IDBI's merger with IDBI Bank is looming and it still has to sort out some regulatory issues following its conversion into a banking company. Then, there are the huge HRD issues to tackle.
 
The share prices of both IDBI and IDBI Bank fell following government's decision to shift Damodaran to head Securities and Exchange Board of India (SEBI). IDBI shares fell 5.05 per cent to Rs 101.60 per share, while IDBI Bank shares fell 3.87 per cent to Rs 70.85.
 
Damodaran is probably the only chairman of IDBI to leave mid-way to take up another assignment. All previous chairmen had either attained superannuation or had completed their terms, except for one case in early 1980s when an incumbent had to quit before the end of his term in controversial circumstances.
 
Senior IDBI officials felt the bank still needed a person of Damodaran's stature. IDBI needs to push some issues with the government including its demand for extending priority sector lending status to infrastructure funding.
 
Damodaran had employed his clout to have IDBI's balance sheet cleaned with a transfer of Rs 9,000 crore of bad loans to a stressed assets stabilisation fund.
 
IDBI officials credit him with converting the development finance institution into a banking company and putting it back on the growth track during his 14-month stint.
 
"It's a great loss to IDBI since he (Damodaran) has done a lot of good things for the organisation in terms of bringing about the merger, and bringing about a dynamic change in the (work) culture," a senior official said on the condition of anonymity.
 
Damodaran had grown so ambitious that he once declared IDBI will give State Bank of India (SBI), India's largest commercial bank, "a run for its money".
 
The extraordinary general meeting of IDBI shareholders will now be conducted on February 23 without Damodaran. One of the members of the board is likely to chair the meeting called to seek approval for the merger plan.
 
IDBI Bank EGM is scheduled for February 25. The merger ratio has been fixed at one share of IDBI for every 1.52 shares of IDBI Bank.
 
IDBI Bank employees too are worried as Damodaran had assured them of continuing with the commercial bank as a strategic business unit (SBU) after the merger and carrying on with the development finance activity as another SBU.
 
They hope the new IDBI chairman will not alter the post-merger plans already drawn up.
 
For the secretarial, clerical and class IV employees at IDBI, it hardly matters who comes in next. "It really does not concern us. As employees, we are just anxious to know who will be our next chairman. The person has to be good to the employees," a staff member said.
 
The staff members are agitating since the announcement of the merger for according them pay parity with the Reserve Bank of India (RBI) employees in the merged entity.
 
Amid the restiveness, the top brass at IDBI went about carrying on with their schedule.

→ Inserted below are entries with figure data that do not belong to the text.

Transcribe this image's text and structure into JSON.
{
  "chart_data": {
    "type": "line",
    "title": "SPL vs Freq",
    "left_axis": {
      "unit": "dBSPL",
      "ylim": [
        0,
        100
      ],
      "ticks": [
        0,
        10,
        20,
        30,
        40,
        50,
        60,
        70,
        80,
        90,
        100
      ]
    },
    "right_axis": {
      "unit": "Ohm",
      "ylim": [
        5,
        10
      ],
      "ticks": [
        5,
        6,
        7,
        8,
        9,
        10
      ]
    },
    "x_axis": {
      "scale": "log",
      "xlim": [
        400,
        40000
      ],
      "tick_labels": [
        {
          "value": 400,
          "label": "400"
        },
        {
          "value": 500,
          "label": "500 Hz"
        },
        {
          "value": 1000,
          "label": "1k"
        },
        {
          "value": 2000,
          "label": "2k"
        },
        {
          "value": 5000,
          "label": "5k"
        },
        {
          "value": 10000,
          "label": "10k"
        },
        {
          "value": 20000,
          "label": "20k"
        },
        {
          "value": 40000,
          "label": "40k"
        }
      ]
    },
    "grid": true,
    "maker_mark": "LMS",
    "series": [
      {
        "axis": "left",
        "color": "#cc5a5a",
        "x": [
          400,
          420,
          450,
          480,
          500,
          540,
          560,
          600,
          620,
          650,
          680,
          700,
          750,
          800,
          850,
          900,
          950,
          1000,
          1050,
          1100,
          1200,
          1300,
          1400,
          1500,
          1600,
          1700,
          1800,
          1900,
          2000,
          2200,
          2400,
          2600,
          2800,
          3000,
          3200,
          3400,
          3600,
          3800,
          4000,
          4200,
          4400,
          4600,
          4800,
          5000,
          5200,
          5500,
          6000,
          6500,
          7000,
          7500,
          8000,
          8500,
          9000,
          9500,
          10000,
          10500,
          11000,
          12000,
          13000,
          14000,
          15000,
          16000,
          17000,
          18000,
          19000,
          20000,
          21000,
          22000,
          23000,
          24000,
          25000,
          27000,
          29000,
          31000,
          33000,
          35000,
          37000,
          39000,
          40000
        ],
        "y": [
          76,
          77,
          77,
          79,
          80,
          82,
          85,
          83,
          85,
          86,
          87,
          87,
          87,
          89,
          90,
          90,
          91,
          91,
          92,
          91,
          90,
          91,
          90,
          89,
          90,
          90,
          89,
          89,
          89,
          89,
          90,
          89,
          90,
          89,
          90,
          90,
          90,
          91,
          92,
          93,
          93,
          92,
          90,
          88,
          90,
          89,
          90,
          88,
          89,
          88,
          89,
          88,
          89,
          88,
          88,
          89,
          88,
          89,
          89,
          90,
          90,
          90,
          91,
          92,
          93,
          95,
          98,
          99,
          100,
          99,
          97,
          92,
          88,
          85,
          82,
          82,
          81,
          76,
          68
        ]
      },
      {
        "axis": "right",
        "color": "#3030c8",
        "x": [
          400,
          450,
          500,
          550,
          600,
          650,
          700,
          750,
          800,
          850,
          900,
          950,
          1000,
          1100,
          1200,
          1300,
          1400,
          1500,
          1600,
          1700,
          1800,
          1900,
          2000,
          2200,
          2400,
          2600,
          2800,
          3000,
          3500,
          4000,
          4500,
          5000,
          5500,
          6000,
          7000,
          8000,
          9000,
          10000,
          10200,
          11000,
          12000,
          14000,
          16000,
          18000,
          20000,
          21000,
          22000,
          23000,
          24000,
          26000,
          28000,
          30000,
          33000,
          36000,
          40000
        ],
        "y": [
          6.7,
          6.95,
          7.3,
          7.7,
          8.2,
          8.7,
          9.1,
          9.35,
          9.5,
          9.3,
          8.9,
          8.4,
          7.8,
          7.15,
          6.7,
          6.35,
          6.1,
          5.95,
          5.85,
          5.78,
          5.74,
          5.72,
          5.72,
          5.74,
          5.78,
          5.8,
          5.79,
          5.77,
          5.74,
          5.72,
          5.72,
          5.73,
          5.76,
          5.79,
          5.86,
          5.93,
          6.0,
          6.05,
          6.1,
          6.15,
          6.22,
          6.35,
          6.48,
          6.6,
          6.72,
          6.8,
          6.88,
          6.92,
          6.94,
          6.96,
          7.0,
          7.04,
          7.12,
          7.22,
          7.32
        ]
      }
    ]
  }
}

Executive director O V Bundellu was busy the whole day with the annual process of interviewing employees for promotions.
 
A meeting of the corporate debt restructuring group kept another ED R Jayaraman Iyer engaged for the day.
 
A top executive said, "He is good at delegating and decision-making, without interfering in the working of executives. He's been there to absorb shocks and has not passed on any burden to his subordinates."
 
"He had nothing to lose in any sense. Being an IAS officer he could have always gone back to the government. This was unlike previous chairmen who were more concerned about their term, and always feared being sacked. Damodaran did not care," he said.